The researchers suggested that if certain dark matter particles called WIMPS (weakly interacting massive particles) and their antiparticles collide, they would annihilate each other and explode in a shower of other particles, including gamma ray photons. This explanation, they said, fits surprisingly with the data. Other physicists weren't convinced, with one even describing the explanation as wobbly.


And in 2018, another team of scientists suggested that very old dead stars called pulsars could cause overflow. This makes sense, because the galactic center is so crowded, dusty, and lively - it would be very easy to miss one or more stars.

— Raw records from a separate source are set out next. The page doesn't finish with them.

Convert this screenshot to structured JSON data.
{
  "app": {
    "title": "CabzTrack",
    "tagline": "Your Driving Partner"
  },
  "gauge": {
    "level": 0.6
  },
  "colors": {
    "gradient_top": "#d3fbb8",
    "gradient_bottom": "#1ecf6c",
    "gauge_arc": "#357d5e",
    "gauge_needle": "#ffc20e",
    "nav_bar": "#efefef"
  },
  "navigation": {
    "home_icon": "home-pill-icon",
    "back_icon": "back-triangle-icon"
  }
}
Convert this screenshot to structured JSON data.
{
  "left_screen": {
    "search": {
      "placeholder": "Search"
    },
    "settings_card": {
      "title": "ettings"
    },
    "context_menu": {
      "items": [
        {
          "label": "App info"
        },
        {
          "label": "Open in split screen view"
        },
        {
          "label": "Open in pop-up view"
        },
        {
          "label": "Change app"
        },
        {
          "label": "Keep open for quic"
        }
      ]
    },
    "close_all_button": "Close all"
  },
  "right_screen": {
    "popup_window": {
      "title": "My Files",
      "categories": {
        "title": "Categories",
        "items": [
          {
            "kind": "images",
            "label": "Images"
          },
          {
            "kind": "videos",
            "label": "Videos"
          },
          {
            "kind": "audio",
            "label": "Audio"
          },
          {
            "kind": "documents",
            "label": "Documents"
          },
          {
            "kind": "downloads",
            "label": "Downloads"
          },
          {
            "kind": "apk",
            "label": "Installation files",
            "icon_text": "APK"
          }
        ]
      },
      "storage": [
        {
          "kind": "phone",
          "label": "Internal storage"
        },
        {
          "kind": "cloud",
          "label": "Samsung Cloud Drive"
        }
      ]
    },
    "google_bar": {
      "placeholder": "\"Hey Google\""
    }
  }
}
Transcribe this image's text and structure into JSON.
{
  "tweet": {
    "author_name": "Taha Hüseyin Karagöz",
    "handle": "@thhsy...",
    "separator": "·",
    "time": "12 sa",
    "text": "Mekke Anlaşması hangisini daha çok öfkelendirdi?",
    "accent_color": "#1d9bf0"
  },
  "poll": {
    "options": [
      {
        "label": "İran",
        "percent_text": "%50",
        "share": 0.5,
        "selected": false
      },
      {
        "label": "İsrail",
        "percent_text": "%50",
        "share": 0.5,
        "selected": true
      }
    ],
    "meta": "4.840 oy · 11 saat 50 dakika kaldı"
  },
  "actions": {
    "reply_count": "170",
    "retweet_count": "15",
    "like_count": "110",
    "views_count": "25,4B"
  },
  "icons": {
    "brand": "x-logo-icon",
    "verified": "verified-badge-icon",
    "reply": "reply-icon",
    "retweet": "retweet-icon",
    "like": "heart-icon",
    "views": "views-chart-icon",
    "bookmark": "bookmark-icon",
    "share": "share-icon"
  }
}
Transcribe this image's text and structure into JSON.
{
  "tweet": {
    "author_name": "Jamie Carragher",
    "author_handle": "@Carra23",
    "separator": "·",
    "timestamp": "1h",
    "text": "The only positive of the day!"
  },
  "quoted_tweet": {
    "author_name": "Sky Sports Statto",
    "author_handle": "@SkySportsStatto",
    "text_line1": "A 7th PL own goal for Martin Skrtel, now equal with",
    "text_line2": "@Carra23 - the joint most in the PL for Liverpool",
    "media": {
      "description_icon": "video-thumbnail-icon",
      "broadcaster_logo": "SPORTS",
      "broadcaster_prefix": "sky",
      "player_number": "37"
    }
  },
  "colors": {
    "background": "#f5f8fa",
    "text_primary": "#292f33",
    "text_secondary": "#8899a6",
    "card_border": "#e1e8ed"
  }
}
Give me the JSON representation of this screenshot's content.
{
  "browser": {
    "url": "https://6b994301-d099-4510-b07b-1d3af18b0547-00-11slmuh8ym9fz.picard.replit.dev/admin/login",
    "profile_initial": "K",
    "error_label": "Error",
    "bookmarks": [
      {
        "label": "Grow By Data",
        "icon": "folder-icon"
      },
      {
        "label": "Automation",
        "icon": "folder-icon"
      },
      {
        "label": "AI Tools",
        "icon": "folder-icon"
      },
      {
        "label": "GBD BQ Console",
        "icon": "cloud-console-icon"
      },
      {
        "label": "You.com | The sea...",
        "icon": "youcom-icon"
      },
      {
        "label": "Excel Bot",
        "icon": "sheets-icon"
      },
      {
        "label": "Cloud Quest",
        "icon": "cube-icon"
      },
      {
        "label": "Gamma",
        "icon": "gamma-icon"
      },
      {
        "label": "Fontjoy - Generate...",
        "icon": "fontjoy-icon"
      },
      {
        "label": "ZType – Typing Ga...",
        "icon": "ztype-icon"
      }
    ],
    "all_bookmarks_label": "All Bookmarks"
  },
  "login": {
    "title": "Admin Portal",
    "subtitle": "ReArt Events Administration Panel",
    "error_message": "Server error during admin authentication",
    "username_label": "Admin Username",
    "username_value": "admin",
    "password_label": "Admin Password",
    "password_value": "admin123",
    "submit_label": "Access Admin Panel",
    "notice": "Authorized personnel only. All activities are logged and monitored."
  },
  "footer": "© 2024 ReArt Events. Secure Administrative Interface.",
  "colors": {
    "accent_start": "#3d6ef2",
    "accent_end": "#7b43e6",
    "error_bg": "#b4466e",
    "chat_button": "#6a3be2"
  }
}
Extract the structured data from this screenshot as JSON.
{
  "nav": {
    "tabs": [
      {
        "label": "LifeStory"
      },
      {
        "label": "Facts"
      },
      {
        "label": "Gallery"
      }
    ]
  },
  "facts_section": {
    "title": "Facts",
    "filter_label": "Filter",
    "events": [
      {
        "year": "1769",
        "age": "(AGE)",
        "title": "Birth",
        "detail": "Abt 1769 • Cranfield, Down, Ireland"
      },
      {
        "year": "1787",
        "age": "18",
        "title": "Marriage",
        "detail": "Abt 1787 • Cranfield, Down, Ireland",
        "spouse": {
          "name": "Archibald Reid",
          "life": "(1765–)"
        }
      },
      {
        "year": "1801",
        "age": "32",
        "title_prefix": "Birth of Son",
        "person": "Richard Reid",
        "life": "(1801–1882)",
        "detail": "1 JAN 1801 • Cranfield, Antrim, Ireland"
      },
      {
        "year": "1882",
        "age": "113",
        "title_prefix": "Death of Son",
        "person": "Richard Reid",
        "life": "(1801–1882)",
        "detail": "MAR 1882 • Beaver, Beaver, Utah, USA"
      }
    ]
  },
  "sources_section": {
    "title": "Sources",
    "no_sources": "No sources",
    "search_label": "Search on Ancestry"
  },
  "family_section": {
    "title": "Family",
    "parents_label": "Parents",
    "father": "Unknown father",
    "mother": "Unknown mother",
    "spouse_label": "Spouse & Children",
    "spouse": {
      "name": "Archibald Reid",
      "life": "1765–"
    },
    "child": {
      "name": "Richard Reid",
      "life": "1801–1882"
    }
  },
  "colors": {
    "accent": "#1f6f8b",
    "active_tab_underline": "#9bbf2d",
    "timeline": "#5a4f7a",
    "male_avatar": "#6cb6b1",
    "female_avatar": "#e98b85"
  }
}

Recent studies also found that the GCE distribution is not smooth - as you would expect from the dark matter annihilation but rather lumpy and speckled, which the pulsar team interpreted as compatible with point sources, such as stars.


Then another team came and decided that thin gamma radiation could be produced by dark matter, which brought it back to the table. However, more researchers have created a series of comprehensive models of the galactic center with the annihilation of dark matter using an array of masses across the most researched systems. And they found that WIMPs were unlikely to be the cause of GCE.


De Mauro's study compares data from the Fermi telescope over the past 11 years, with measurements of other astronomical anomalies recorded by Pamela's cosmic ray detector aboard Resurs-DK No. 1 and the Alpha Magnetic Spectrometer aboard the International Space Station.


In particular, the study uses the largest set of data from Fermi, collected over the past year, and reduces the uncertainty caused by background radiation. De Mauro said this provided information about the spatial distribution of the GCE, which could help rule out the various interpretations.


He explained, if, for example, the excess is a result of the interaction between cosmic rays and atoms, then we would expect to observe their greater spatial distribution at lower energies, and their lower propagation at higher energies due to the diffusion of cosmic particles. My study, on the other hand, confirms how the distribution is. The spatial increase does not change as a function of energy.


This had not been observed before, and could be explained by dark matter, because we think dark matter particles should have similar energies. The analysis clearly shows that the increase in gamma rays is concentrated in the center of the galaxy, which is exactly what we would expect to find in the heart of the Milky Way if dark matter was in fact a new type of particle.


In a second preprint paper, de Moreau and his colleague Martin Wolfgang Winkler of Stockholm University in Sweden attempted to look for excess gamma-rays in nearby dwarf globular galaxies. They found nothing, but this empty discovery made it possible to impose restrictions on the mass of the dark matter particle. They said these limitations are compatible with the GCE.


Does this mean that dark matter causes GCE? No - at the same time, we cannot say that dark matter does not cause it either. And basically, everything is as baffling as before, and we're going to need some great science (and a lot of notes, probably) in order to get to the bottom of it.


De Mauro's research has been published in Physical Review D, and the second paper is available at arXiv.